This post demonstrates how small multiples can be used to highlight different parts of a distribution. In principle, ggplot2 offers many, easy to use options that partial out different groups in your data. The aesthetics color, size, and shape come to mind. Moreover, the purpose of small multiples is to show the same (bivariate) association across different groups in your data. Notwithstanding, either approach has drawbacks. When mapping categories to an aesthetic like color, all groups remain on the same canvas. The result may be wanting, especially when you work with big datasets. Small multiples, in contrast, draw out each group but deemphasize the grand picture. Wouldn’t it be nice to find some middle ground?

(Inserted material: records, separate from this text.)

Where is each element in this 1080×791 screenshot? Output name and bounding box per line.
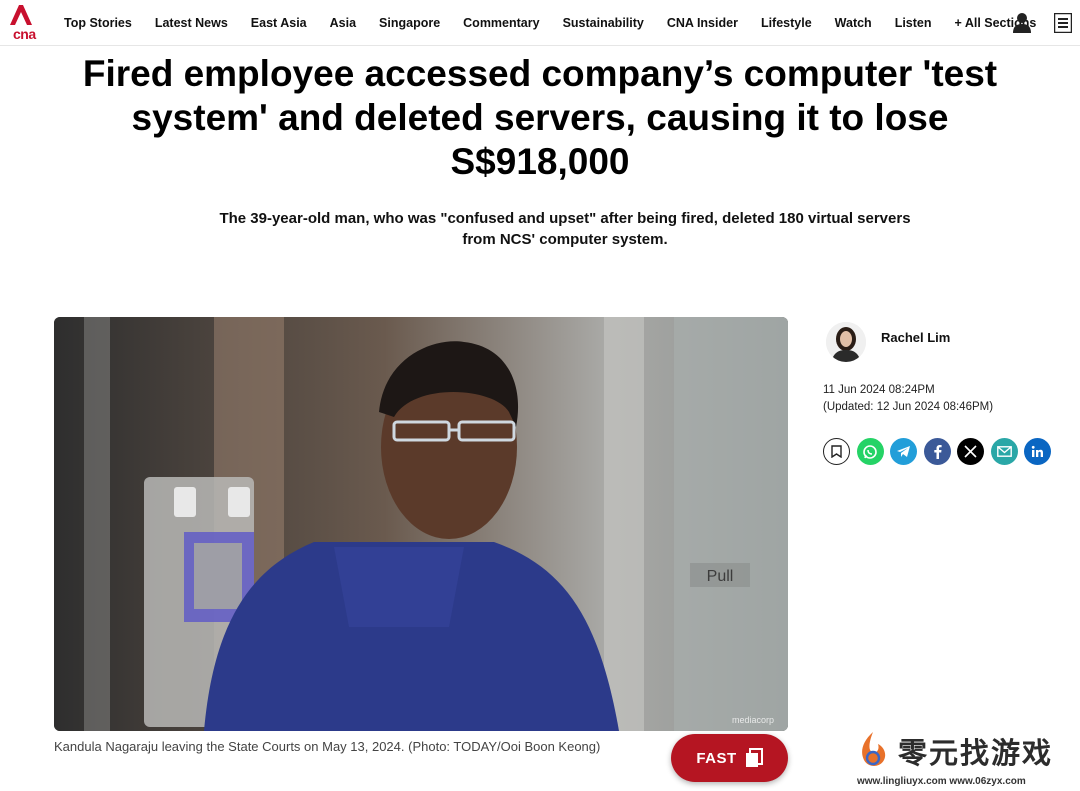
facebook-icon[interactable] bbox=[923, 438, 951, 465]
fast-button[interactable]: FAST bbox=[671, 734, 788, 782]
fast-button-label: FAST bbox=[696, 749, 737, 767]
nav-item-commentary[interactable]: Commentary bbox=[463, 16, 539, 30]
hero-image[interactable]: Pull mediacorp bbox=[54, 317, 788, 731]
x-icon[interactable] bbox=[957, 438, 984, 465]
author-name[interactable]: Rachel Lim bbox=[881, 330, 950, 345]
site-watermark: 零元找游戏 www.lingliuyx.com www.06zyx.com bbox=[848, 728, 1073, 788]
linkedin-icon[interactable] bbox=[1024, 438, 1051, 465]
author-avatar[interactable] bbox=[826, 322, 866, 362]
nav-item-listen[interactable]: Listen bbox=[895, 16, 932, 30]
user-icon[interactable] bbox=[1012, 12, 1032, 34]
article-headline: Fired employee accessed company’s comput… bbox=[82, 53, 998, 182]
logo-mark-icon bbox=[10, 5, 32, 25]
nav-items: Top Stories Latest News East Asia Asia S… bbox=[64, 0, 1036, 46]
nav-item-watch[interactable]: Watch bbox=[835, 16, 872, 30]
watermark-title: 零元找游戏 bbox=[898, 736, 1054, 770]
nav-item-sustainability[interactable]: Sustainability bbox=[563, 16, 644, 30]
nav-item-lifestyle[interactable]: Lifestyle bbox=[761, 16, 812, 30]
share-bar bbox=[823, 438, 1051, 465]
telegram-icon[interactable] bbox=[890, 438, 917, 465]
nav-item-east-asia[interactable]: East Asia bbox=[251, 16, 307, 30]
nav-item-latest-news[interactable]: Latest News bbox=[155, 16, 228, 30]
pull-sign-text: Pull bbox=[707, 568, 734, 585]
nav-item-cna-insider[interactable]: CNA Insider bbox=[667, 16, 738, 30]
published-date: 11 Jun 2024 08:24PM bbox=[823, 384, 935, 396]
article-subtitle: The 39-year-old man, who was "confused a… bbox=[219, 210, 911, 248]
nav-item-asia[interactable]: Asia bbox=[330, 16, 356, 30]
email-icon[interactable] bbox=[990, 438, 1018, 465]
cards-icon bbox=[745, 748, 763, 767]
bookmark-icon[interactable] bbox=[823, 438, 850, 465]
nav-item-top-stories[interactable]: Top Stories bbox=[64, 16, 132, 30]
mediacorp-watermark: mediacorp bbox=[731, 715, 774, 725]
cna-logo[interactable]: cna bbox=[6, 4, 36, 42]
updated-date: (Updated: 12 Jun 2024 08:46PM) bbox=[823, 401, 994, 413]
flame-logo-icon bbox=[856, 730, 890, 770]
watermark-urls: www.lingliuyx.com www.06zyx.com bbox=[857, 776, 1026, 787]
nav-item-singapore[interactable]: Singapore bbox=[379, 16, 440, 30]
top-nav: cna Top Stories Latest News East Asia As… bbox=[0, 0, 1080, 46]
menu-icon[interactable] bbox=[1053, 12, 1073, 34]
image-caption: Kandula Nagaraju leaving the State Court… bbox=[54, 739, 601, 754]
whatsapp-icon[interactable] bbox=[856, 438, 884, 465]
logo-text: cna bbox=[13, 26, 36, 42]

We are going to work with the diamonds data which is available from the ggplot2 package. The goal is to highlight each cut in a scatter plot of price against carat without falling into either of the extremes mentioned above. Here is what the data look like:
rm(list = ls()) library("tidyverse") data(diamonds) select(diamonds, price, carat, cut)
## # A tibble: 53,940 x 3 ## price carat cut ## <int> <dbl> <ord> ## 1 326 0.23 Ideal ## 2 326 0.21 Premium ## 3 327 0.23 Good ## 4 334 0.290 Premium ## 5 335 0.31 Good ## 6 336 0.24 Very Good ## 7 336 0.24 Very Good ## 8 337 0.26 Very Good ## 9 337 0.22 Fair ## 10 338 0.23 Very Good ## # … with 53,930 more rows
As always, smart layering is the answer. We are going to plot the diamonds data twice using different colors: Once for all diamonds in the data, and once for each cut. The code also includes minor finishing touches (opacity and color).
alpha_lvl <- .4 ggplot(data = diamonds, aes(x = carat, y = price)) + geom_point( data = select(diamonds, -cut), # Dropping <cut> plots all our data. colour = "#3288bd", alpha = alpha_lvl ) + geom_point(colour = "#d53e4f", alpha = alpha_lvl) + scale_y_log10() + facet_wrap(vars(cut))
This post demonstrates how small multiples can highlight different segments within a distribution without losing sight of its overall shape. The key is smart layering. Plot the data twice: Once ignore and once highlight your facets.